This year our school’s Book Fair theme was “Reading Opens the World.” Our Assistant Director of Development designed a gorgeous logo with a rainbow. The vinyl stickers we created to market the Fair were a huge hit and there has been non-stop requests for kid and teacher-sized t-shirts (which are usually only ordered for the core Book Fair team).
We held two all school assemblies celebrating books that had opened individual doors to the love of reading. The first group to share were faculty and staff. The second assembly featured student volunteers– we finally had to halt the flood of volunteers because so many students felt called to share their favorite books.
We hosted a free wine (delicious and pricey) and cheese party with our local independent bookstore partner to cap off the first day of the Fair. The store stayed open beyond their normal hours to host our families. Out of 200 families, perhaps 20 families showed up.
We held a one-day, pop-up bookstore in the Main Library of our school with copies of forty thoughtfully curated children’s books, picture books, early elementary selections and middle grade fiction. Again it was a small showing of parents and students.

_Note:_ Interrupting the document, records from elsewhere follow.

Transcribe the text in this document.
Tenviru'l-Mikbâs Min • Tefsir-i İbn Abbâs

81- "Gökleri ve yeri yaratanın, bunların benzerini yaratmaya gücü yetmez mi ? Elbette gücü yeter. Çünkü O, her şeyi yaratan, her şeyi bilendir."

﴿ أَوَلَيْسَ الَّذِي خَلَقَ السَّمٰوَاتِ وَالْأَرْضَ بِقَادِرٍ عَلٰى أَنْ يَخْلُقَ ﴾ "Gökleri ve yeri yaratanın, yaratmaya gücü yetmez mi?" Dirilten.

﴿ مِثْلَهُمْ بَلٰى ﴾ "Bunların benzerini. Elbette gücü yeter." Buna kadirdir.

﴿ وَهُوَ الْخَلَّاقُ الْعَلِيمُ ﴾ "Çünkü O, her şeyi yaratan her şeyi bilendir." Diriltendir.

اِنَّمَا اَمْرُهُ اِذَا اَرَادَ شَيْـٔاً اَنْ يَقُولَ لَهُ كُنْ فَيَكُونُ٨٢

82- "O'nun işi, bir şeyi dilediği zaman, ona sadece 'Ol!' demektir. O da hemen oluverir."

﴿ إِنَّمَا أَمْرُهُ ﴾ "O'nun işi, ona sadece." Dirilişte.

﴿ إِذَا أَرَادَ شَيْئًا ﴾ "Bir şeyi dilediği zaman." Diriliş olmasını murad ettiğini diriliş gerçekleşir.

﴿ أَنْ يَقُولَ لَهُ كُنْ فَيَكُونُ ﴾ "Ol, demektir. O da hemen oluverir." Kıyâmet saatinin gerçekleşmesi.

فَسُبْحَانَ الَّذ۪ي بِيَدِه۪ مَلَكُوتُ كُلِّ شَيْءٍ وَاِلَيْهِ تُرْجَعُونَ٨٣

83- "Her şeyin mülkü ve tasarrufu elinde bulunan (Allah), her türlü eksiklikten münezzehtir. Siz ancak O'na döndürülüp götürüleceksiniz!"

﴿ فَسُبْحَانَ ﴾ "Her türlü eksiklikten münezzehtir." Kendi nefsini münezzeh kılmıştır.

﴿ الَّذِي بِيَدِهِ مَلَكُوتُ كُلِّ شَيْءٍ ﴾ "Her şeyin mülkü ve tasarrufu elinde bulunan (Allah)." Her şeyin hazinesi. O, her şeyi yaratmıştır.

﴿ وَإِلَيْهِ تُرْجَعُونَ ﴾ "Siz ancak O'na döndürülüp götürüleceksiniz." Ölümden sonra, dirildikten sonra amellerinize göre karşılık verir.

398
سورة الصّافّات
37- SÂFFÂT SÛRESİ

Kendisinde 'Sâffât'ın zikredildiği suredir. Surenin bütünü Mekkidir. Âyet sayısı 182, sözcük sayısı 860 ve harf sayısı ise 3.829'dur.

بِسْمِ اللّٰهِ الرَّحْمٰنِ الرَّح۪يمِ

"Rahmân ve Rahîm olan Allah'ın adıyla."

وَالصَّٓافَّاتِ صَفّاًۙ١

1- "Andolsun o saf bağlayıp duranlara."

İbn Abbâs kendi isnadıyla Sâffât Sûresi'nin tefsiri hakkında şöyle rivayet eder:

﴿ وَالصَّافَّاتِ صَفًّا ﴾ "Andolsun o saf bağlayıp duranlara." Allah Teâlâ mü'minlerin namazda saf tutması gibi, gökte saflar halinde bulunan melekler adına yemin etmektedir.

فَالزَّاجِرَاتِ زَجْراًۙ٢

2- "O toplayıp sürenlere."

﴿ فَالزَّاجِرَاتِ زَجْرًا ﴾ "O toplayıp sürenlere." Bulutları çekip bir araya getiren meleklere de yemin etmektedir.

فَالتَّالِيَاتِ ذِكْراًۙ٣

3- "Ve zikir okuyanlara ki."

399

The structure of Fair has evolved since I started working at St. Thomas School, it went from a five day in-school, two day in-store Fair to in-store and on-line (no in-school options that year) to its current iteration, three days online, one day in-store. The changes have been in keeping with our booksellers’ preferences largely driven by economic imperatives. Invested in supporting local bookstores and a range of publishers, we have not partnered with Scholastic.
It is unclear to me that we will make more than $1000.00 when all is said and done. This is separate from the $500 we (the library and parent association team) spent on marketing materials for an event that is popular with less than 1/8 of our families. When I asked my Friends of the Library chair, “Why do you think that some of our families are not interested in coming to our in-school or in-store Fair?” She said, “They don’t want any more clutter in their houses.”
I understand the need for a tidy house filled with items that bring you joy—thank you, Marie Kondo. However as a librarian, I do not consider books clutter. Even though my own house is small, around 1100 square feet (with two adolescent boys, a dog and a husband) there is always room for another book. The majority of books, especially childrens’ books, are filled with wonder and possibility. Reading truly opens the world, splitting it wide enough for readers to explore, observe, and often understand.
The “books as clutter” concept models a world of limited information and circumscribed knowledge. Parents who tell their children that there isn’t room in the house for books are sending the message that reading itself is wasted time. As teachers we know that one of the single most important activities related to academic success is to encourage a young person to read independently. As parents we know that reading together at home, collaboratively and in parallel, promotes long-term connection and empathy.
In our current moment, we must tackle a two-pronged problem: the desire for the immediate, inexpensive, and personalized selections (Amazon) and the desire for a tidy house (Kondo). The School Book Fair as it has existed in past years may continue to evolve, but the importance of having numerous print books in one’s house will remain increasingly critical.